Friday, April 25, 2014

Fragment 2504

In a short story from his Berlin collection (1924 -1933) called Letter about a Mastiff Brecht has his narrator say: I have always been convinced that if one lets things take their course without interfering while at the same time snapping up any chances that may occur, things are bound to take care of themselves. This is an expression of the Daoist concept of effortless action: Wu wei 無為. In Stanza 10, for example, of the Dao Der Jing, Lao Tzu speaks of the best way to govern: to care for the people and rule the kingdom, must you not master underacting?  Brecht’s narrator here is heavily ironic, as he has just had his neighbors evicted so that he can steal their dog. He just casually mentioned to the concierge that his neighbors were sub-letting, and asked him innocently if it is legal.
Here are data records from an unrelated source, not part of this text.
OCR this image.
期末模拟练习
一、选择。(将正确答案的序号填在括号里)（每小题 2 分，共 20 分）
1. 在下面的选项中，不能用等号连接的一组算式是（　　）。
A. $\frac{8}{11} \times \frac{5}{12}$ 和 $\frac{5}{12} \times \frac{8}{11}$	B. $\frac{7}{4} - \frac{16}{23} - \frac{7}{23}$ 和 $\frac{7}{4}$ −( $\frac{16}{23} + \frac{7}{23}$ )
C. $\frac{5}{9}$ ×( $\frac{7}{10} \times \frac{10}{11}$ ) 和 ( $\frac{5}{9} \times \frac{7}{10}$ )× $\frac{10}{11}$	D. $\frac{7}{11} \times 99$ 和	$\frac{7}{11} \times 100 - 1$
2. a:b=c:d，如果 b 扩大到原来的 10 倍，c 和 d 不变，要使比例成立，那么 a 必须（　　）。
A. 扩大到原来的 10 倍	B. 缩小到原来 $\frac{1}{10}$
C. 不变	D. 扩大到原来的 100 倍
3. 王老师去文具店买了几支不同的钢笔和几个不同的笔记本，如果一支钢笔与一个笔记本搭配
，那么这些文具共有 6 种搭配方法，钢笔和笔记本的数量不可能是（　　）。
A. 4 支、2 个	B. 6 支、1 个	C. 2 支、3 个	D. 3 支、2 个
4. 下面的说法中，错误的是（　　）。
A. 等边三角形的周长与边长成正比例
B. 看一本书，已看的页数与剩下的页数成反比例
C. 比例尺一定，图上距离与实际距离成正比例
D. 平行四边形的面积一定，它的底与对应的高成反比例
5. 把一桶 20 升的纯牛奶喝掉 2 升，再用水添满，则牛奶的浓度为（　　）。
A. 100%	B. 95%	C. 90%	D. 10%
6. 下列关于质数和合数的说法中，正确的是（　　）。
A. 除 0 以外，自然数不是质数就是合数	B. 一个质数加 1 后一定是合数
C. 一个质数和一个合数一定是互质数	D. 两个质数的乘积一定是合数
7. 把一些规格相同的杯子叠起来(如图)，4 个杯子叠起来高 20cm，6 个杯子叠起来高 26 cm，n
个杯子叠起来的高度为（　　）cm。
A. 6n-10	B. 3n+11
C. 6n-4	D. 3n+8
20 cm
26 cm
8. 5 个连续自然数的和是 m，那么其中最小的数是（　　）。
The concierge wrote to the management company of the building about the matter, and the result was that neighbors and lodger were all evicted. Is this underhand way of going about things what Lao Tze means?


3 comments:

coreconditional1 said...

I would think not at all the way, as it is precipitated by self interested action, aggressive. I hope things are well with you Mr Murr, TonyH

Tymeworpp said...

The charm of Laozi (or the sayings attributed to him) is that he can mean different things to different people. If you hear someone trot out the quote about the long journey always beginning with the first step (a statement of the obvious), the context will usually be a positive one, exhorting people to have the courage to make the first move towards a long-term goal. I have yet to come across someone using the same quote to make the equally valid point that some disastrous chain of events would not have been set in motion without an initial mistake being made, but that is probably because I haven't studied enough Kafka, Brecht et al thus far. It is the nature of each final outcome that defines the value of each first step. Translations of the Daodejing continue to proliferate as more and more people bring their own interpretations to it. And the more translations you read, the more likely you are to seek out the original Chinese texts. Literary wu wei is not making the effort to impose a fixed meaning on the text, in the knowledge that your shifting interpretations of it will keep telling you new things about yourself.

Murr said...

Excellent comment, thank you. I like your idea of literary wu wei very much.